Cellular senescence is a response to nonlethal stress that results in a persistent and often extremely stable cell cycle arrest. Among the most prominent intrinsic stimuli that induce a senescence response are genomic and epigenomic perturbations many of which can initiate or promote aging and age-related diseases. The underlying mechanisms for these perturbations are largely unknown. Senescence-inducing stimuli include progressive telomere shortening (replicative senescence) but also other stimuli that by-and-large do not impact telomere integrity such as oncogenic signaling (oncogene-induced senescence), DNA damage, oxidative stress and cytokines among others. Cultured cells usually reach senescence within several days to weeks after exposure to senescence-inducing stressors, but once arrested, they remain viable for years thereafter. To date, most studies have ignored the temporal and hierarchical evolution of senescence. However, a clear understanding of the gene regulatory modules that execute and maintain senescence will only emerge through the temporal characterization of the process. A dynamic characterization of senescence-specific gene modules and chromatin structure will reveal the nature of pathways that are activated at each stage and is thus instrumental to infer causality, to identify potential chromatin-based molecular clocks and to reveal liabilities for targeted elimination.

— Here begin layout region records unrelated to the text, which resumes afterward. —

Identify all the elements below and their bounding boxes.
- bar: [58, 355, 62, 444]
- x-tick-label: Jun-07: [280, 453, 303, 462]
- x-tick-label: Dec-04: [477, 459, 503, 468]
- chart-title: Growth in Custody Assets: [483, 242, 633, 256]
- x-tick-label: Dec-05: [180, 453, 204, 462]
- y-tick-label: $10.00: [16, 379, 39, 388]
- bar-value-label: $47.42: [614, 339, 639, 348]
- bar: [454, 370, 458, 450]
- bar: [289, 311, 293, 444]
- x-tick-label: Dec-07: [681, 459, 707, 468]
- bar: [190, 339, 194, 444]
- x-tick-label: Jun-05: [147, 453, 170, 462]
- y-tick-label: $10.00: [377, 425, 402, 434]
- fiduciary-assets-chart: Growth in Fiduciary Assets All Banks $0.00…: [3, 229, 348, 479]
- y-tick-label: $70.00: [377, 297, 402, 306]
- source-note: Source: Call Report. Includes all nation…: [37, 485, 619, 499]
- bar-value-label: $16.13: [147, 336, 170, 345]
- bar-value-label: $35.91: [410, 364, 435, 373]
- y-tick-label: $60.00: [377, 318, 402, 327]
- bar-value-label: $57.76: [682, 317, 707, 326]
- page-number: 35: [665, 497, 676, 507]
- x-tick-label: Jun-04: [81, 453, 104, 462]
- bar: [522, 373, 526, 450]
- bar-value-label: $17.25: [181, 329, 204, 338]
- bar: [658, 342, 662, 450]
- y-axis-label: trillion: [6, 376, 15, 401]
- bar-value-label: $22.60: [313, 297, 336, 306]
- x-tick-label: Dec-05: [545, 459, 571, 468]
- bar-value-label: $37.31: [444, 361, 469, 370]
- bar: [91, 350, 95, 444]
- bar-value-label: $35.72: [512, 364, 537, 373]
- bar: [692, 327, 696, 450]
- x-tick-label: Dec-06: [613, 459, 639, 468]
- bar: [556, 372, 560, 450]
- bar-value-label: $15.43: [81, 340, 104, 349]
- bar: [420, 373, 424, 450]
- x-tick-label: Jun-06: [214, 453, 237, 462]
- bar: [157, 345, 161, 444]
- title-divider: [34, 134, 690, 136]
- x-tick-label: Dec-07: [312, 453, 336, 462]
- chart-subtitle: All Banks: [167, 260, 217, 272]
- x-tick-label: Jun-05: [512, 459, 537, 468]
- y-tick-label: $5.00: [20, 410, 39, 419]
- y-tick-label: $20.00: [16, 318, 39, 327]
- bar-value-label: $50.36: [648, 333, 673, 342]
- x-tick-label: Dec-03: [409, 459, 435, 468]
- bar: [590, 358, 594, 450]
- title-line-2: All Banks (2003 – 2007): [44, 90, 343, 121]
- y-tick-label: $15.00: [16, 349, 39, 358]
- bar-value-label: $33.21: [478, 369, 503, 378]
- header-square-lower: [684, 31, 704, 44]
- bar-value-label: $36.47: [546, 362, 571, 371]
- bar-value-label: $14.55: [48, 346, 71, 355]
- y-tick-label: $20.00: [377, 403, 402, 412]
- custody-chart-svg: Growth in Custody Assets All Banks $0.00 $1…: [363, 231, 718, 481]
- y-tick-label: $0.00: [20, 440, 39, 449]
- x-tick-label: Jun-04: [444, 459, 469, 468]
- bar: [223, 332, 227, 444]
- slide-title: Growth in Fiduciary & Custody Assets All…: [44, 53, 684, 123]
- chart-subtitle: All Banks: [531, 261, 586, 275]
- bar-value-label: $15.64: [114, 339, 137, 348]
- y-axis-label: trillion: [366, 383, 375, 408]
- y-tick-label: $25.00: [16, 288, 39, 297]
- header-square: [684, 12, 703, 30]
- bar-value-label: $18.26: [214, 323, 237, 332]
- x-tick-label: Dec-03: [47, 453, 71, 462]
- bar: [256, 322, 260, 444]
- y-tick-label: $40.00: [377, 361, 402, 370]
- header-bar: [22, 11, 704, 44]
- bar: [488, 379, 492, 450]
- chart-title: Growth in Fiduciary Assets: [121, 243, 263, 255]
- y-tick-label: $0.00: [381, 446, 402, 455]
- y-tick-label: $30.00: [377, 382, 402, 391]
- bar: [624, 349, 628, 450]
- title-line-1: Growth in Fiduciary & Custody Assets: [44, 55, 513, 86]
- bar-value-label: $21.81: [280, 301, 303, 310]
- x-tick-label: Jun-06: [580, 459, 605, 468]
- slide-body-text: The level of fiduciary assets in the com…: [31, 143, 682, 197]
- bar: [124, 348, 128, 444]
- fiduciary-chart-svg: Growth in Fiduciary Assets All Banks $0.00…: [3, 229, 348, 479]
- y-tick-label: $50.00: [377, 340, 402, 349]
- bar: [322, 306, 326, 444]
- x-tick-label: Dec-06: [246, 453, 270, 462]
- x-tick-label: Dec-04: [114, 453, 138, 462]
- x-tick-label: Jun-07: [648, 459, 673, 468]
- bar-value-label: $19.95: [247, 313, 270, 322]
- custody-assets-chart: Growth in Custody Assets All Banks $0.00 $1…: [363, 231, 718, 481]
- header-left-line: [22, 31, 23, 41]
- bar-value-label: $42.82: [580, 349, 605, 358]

Addressing these challenges will be critical to develop strategies for the specific elimination of senescent cells in aging and age-related pathologies as well as for reprogramming of senescence clocks. The research I am developping in Oliver Bischof’s group aims at bridging these important knowledge gaps, charting the senescence-associated evolution and dynamics of transcription factor binding and epigenomic marks, the implications of these on gene regulation and their potential influence in patho-physiology.
Focusing so far on oncogene-induced senescence, we probe the evolution of fibroblasts experiencing senescence using genomic approach depicting altogether the histone modification landscape (ChIP-seq for H3K4me1, H3K4me3, H3K27ac, H3K27me3), the chromatin landscape (ATAC-seq), and the transcriptionnal landscape. To deal with the the temporal and multilevel complexity of the data generated, we developped a multi-omic integrative workflow implementing cuting edge approaches for epigenomic data integration, systems biology, dimensionality reduction and variable selection (self-organizing maps, permutation entropy, chromatin state differential analysis, chromatin digital footprinting, sparse projection to latent structure discriminant analysis) summarized in the Figure 1. The information obtained can further being processed using networking approaches to understand the senescence transcriptomic dynamic in the light of epigenetic changes and transcription factor hierarchies.